One morning, he came home with a ukulele after staying out all night, and Lola Smith broke it over his head.
She eventually gave up, and witnessed her grandson’s rise to fame with a succession of bands: Blue Jazzers, D’Downbeats and finally Juan de la Cruz Band, which she saw at its peak at Araneta Coliseum.
She also knew the other side of his life. “Joey never had the luck,” she said.
Still, she kept photo albums full of snapshots of his early days, now also lost since her death and the eventual demolition of the old house.
The next time I saw Pepe, he was living with a girlfriend in a Makati condo, after splitting from his fourth (?) wife, with whom he had been living for a few years in Baguio City.
He picked up the thread of his story again—after he left D’Downbeats in an acrimonious split, he and guitarist Wally Gonzalez left on a cruise ship for Tokyo in 1969.

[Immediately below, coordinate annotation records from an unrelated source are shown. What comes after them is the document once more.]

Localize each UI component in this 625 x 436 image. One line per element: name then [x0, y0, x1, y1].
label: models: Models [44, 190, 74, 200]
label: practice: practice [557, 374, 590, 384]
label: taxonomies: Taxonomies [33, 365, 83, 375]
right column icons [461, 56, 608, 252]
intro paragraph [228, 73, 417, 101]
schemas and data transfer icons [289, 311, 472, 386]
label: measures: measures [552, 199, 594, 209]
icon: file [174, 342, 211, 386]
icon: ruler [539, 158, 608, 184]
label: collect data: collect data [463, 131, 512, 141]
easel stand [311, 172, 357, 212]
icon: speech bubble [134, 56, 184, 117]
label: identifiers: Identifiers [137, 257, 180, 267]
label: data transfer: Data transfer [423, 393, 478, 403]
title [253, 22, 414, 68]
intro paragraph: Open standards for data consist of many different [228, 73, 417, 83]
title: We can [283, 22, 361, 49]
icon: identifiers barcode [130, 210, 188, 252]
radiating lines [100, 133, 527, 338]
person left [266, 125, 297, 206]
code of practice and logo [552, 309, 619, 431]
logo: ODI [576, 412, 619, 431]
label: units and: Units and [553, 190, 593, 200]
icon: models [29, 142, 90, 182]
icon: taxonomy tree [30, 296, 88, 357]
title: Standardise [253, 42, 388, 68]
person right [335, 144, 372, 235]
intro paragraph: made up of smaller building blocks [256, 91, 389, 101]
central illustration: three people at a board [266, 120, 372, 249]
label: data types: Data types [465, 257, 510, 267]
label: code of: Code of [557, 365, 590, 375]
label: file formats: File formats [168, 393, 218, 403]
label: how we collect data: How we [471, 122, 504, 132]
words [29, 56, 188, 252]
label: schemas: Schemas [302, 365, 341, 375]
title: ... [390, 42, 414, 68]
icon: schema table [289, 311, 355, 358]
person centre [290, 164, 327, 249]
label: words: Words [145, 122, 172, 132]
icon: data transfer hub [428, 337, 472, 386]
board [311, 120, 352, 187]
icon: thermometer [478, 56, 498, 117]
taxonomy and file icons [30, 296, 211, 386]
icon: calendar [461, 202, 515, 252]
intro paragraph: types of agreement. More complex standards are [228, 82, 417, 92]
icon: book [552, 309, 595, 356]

Pepe and Wally formed Zero History, sending for bass and keyboard player Mike Hanopol, playing psychedelic rock for an adoring Japanese audience.
Later, Smith joined the legendary heavy blues rock band Speed, Glue and Shinki, bringing in Mike for keyboard and vocal duties.
Smith was on his way back to Tokyo in September 1972 to rejoin Speed, Glue and Shinki, and his Kansai Yamamoto model girlfriend—literally in a cab to the airport—but the airport was closed. Martial law had been declared.
Three months later, just as he was about to go onstage with his new band, Juan de la Cruz, as the story goes, Pepe dropped some acid and locked himself in the toilet to write the lyrics to “Himig Natin,” the Pinoy rock anthem that will most probably be played at his funeral.
I can only imagine Pepe lying in his coffin, wearing his favorite cowboy boots and a faint smile on his face.